While Greece is front and center in the news, the Fed story is a big one, too. Record low interest rates have been a key driver of the stock market bull run, and signs of coming rate hikes could also rattle investors. With economic data in the U.S. picking up in recent weeks and rebounding from a weak, weather-impacted first-quarter, Wall Street will be sure to dissect Thursday’s jobs report and other data for its potential impact on coming rate hikes, says Quincy Krosby, market strategist at Prudential Financial.

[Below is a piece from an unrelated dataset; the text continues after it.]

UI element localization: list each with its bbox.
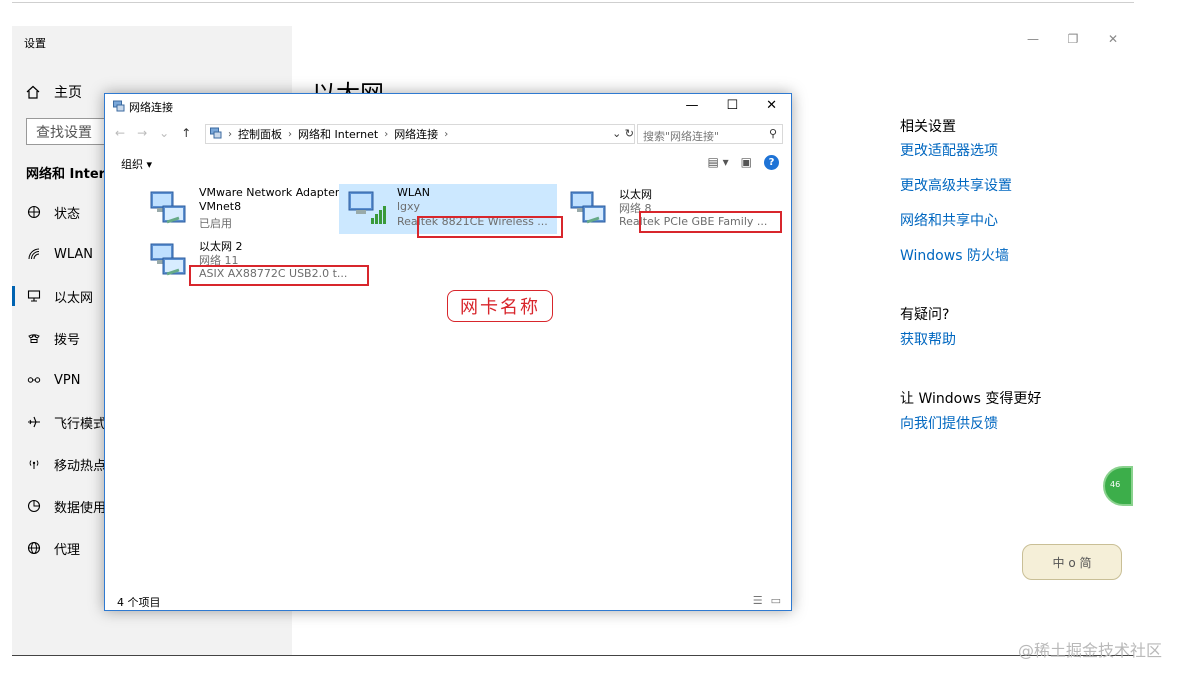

“This coming week, the package of economic releases covers a broad range of the economy, but for the markets, the data focused on employment takes the spotlight, especially as investors try and ascertain when the first rate hike, or ‘liftoff,’ takes place,” Krosby said. “A strong employment report, especially if hourly wages move higher, will bolster the case for a rate hike in 2015, possibly even in September. This could put the market in its ‘good news is bad news’ mood, although a stronger economy ultimately bodes well for the market.” Wall Street is forecasting that the U.S. economy created 230,000 new jobs in June, after 280,000 jobs were created in May. The unemployment rate is expected to tick down to 5.4%, from 5.5%. It’s still unclear whether Greece news will trump U.S. economic news, says Mark Luschini, chief investment strategist for Janney.